Before BROWN, GREANEY and PERRETTA, JJ.

GREANEY, Justice.

On August 31, 1978, at approximately 9:00 A.M., an apartment in Roxbury was entered by a black male wearing a ski hat with a nylon stocking partially covering his face. This male proceeded to rape, rob and severely beat the apartment's occupant, a fifty-seven year old woman. As he left, the assailant set fire to the apartment. Stephen B. Jones was subsequently indicted for seven major crimes. 1 He filed a pretrial motion to suppress out-of-court and proposed in-court identifications by the victim. 2 Following a hearing at which the victim and a police detective testified in detail, a Superior Court judge made findings and rulings and ordered the identifications suppressed. The Commonwealth was permitted an interlocutory appeal (G.L. c. 278, § 28E), and that appeal has been transferred here (G.L. c. 211, § 4A). We reverse.

The following is a summary of the relevant evidence at the hearing on the motion. Shortly after the crimes had occurred, Detective Emmet F. McNamara, attached to District 2, received information that the assailant was a black male, in his twenties about five feet ten inches tall, weighing approximately 150 pounds and wearing a striped ski hat. 3 At the scene the detective ascertained the assailant's escape route down a nearby dirt road. On the road a ski hat containing a rolled up lady's stocking was discovered. A closer look at the hat revealed a piece of tape inside bearing the printed name of Stephen Jones. Pursuing this lead, the detective ascertained that two black males with the name of Stephen Jones, one of whom was the defendant, lived in the vicinity of the victim's apartment. A visit to the victim at the hospital produced a positive identification of the ski hat as that worn by her assailant ("That's the hat"), and an identification of the stocking as resembling the one covering her attacker's face.

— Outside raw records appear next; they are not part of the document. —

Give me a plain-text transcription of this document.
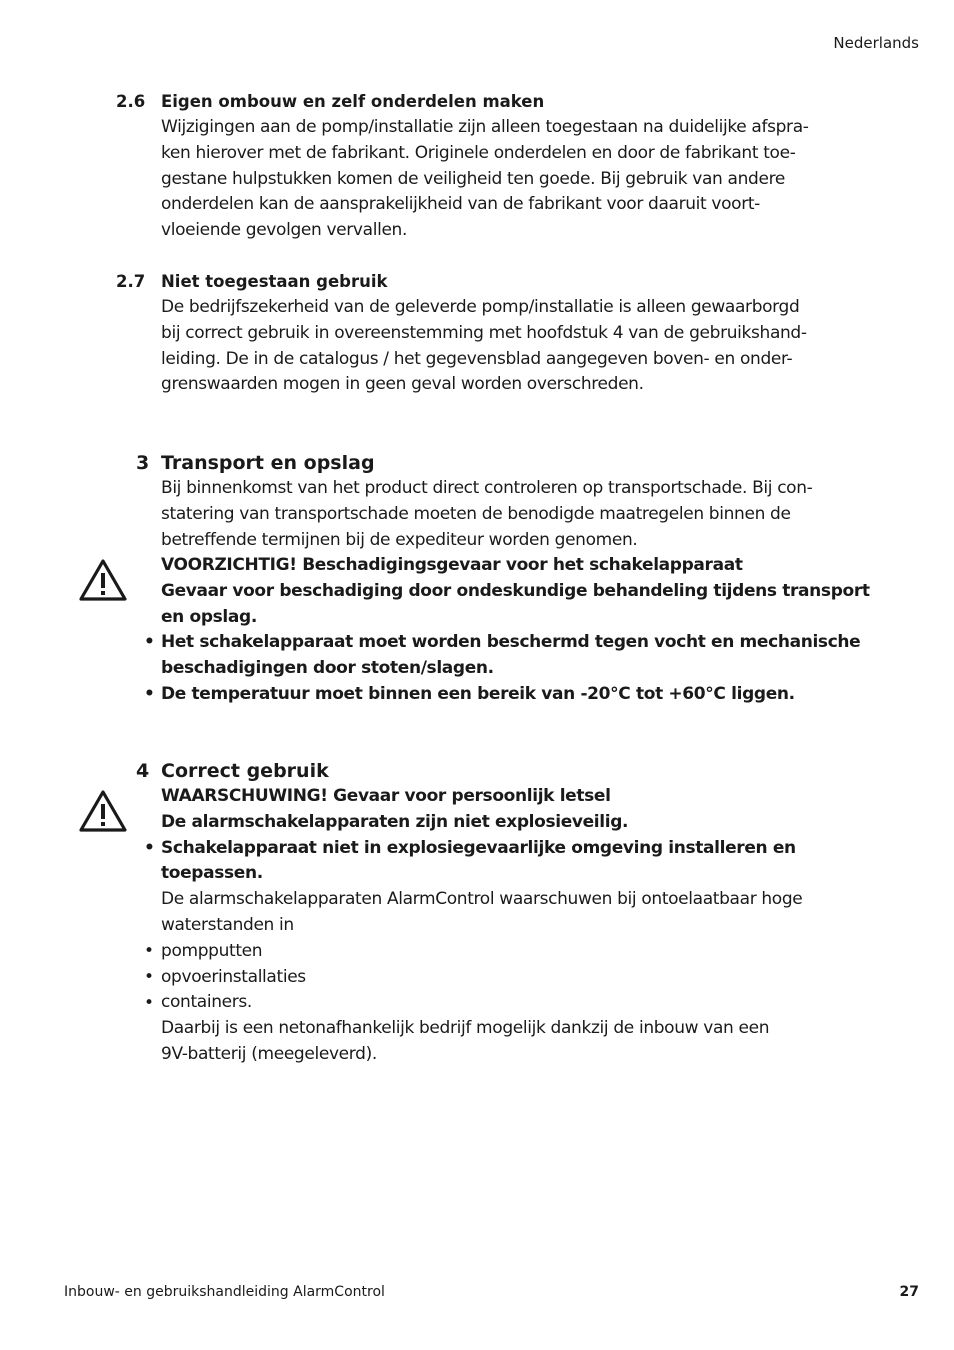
Nederlands
2.6 Eigen ombouw en zelf onderdelen maken
Wijzigingen aan de pomp/installatie zijn alleen toegestaan na duidelijke afspra-
ken hierover met de fabrikant. Originele onderdelen en door de fabrikant toe-
gestane hulpstukken komen de veiligheid ten goede. Bij gebruik van andere
onderdelen kan de aansprakelijkheid van de fabrikant voor daaruit voort-
vloeiende gevolgen vervallen.
2.7 Niet toegestaan gebruik
De bedrijfszekerheid van de geleverde pomp/installatie is alleen gewaarborgd
bij correct gebruik in overeenstemming met hoofdstuk 4 van de gebruikshand-
leiding. De in de catalogus / het gegevensblad aangegeven boven- en onder-
grenswaarden mogen in geen geval worden overschreden.
3 Transport en opslag
Bij binnenkomst van het product direct controleren op transportschade. Bij con-
statering van transportschade moeten de benodigde maatregelen binnen de
betreffende termijnen bij de expediteur worden genomen.
VOORZICHTIG! Beschadigingsgevaar voor het schakelapparaat
Gevaar voor beschadiging door ondeskundige behandeling tijdens transport
en opslag.
Het schakelapparaat moet worden beschermd tegen vocht en mechanische
beschadigingen door stoten/slagen.
De temperatuur moet binnen een bereik van -20°C tot +60°C liggen.
•
•
4 Correct gebruik
WAARSCHUWING! Gevaar voor persoonlijk letsel
De alarmschakelapparaten zijn niet explosieveilig.
Schakelapparaat niet in explosiegevaarlijke omgeving installeren en
toepassen.
De alarmschakelapparaten AlarmControl waarschuwen bij ontoelaatbaar hoge
waterstanden in
pompputten
opvoerinstallaties
containers.
Daarbij is een netonafhankelijk bedrijf mogelijk dankzij de inbouw van een
9V-batterij (meegeleverd).
•
•
•
•
Inbouw- en gebruikshandleiding AlarmControl	27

The demonstrative tape in the hat was not brought to the victim's attention, nor did she independently observe it when she examined the hat. The detective next assembled several mugshot photographs of black males for viewing by the victim. The defendant's picture was not among this array; a photograph of the other Stephen Jones was. She rejected all the photographs and in particular rejected the photo of the other Jones as "too dark skinned."

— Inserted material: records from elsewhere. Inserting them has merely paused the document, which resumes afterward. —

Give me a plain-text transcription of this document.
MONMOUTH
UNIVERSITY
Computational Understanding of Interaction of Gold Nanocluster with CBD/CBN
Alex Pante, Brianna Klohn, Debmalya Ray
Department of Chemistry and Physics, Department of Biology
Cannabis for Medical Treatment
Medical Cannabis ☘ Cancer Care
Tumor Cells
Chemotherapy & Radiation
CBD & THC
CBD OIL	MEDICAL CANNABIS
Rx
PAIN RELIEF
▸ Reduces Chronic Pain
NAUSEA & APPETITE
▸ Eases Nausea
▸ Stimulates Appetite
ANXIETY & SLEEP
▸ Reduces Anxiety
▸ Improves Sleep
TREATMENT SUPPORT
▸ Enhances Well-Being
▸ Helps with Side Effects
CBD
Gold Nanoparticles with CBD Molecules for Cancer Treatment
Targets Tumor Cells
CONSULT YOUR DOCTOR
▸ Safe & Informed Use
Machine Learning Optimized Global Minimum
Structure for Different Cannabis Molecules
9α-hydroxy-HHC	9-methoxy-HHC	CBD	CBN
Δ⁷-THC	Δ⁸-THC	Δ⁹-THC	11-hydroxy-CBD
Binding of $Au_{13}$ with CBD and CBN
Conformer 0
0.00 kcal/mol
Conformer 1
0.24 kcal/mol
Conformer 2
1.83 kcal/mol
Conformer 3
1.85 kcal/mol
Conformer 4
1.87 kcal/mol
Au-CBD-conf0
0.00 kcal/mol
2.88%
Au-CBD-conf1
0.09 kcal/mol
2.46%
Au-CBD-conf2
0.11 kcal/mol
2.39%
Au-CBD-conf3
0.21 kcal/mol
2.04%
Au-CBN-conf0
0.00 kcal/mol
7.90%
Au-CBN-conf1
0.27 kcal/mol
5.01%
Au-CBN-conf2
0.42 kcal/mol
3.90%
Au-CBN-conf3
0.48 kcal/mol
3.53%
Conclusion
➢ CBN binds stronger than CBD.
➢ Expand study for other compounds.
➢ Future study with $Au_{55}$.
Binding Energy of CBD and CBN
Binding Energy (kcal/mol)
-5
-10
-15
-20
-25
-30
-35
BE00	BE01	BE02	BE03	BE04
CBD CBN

Prime attention now focused on the defendant. Upon discovering that he had once held a hackney license, the detective assembled a new array consisting of seven hackney licenses owned by black males, including one belonging to the defendant. This gallery was shown to the victim on September 8, 1978, at her son's apartment. She positively and unequivocally identified the picture on the defendant's license as that of her assailant 4 ("This is the man"). During this viewing the detective avoided mention of the defendant's name and eschewed any action, gesture or comment that might tend to highlight or distinguish the defendant's license from the other six. The victim was also not made privy to information that the defendant had been interviewed at the police station and had supplied handwriting and hair samples for expert analysis.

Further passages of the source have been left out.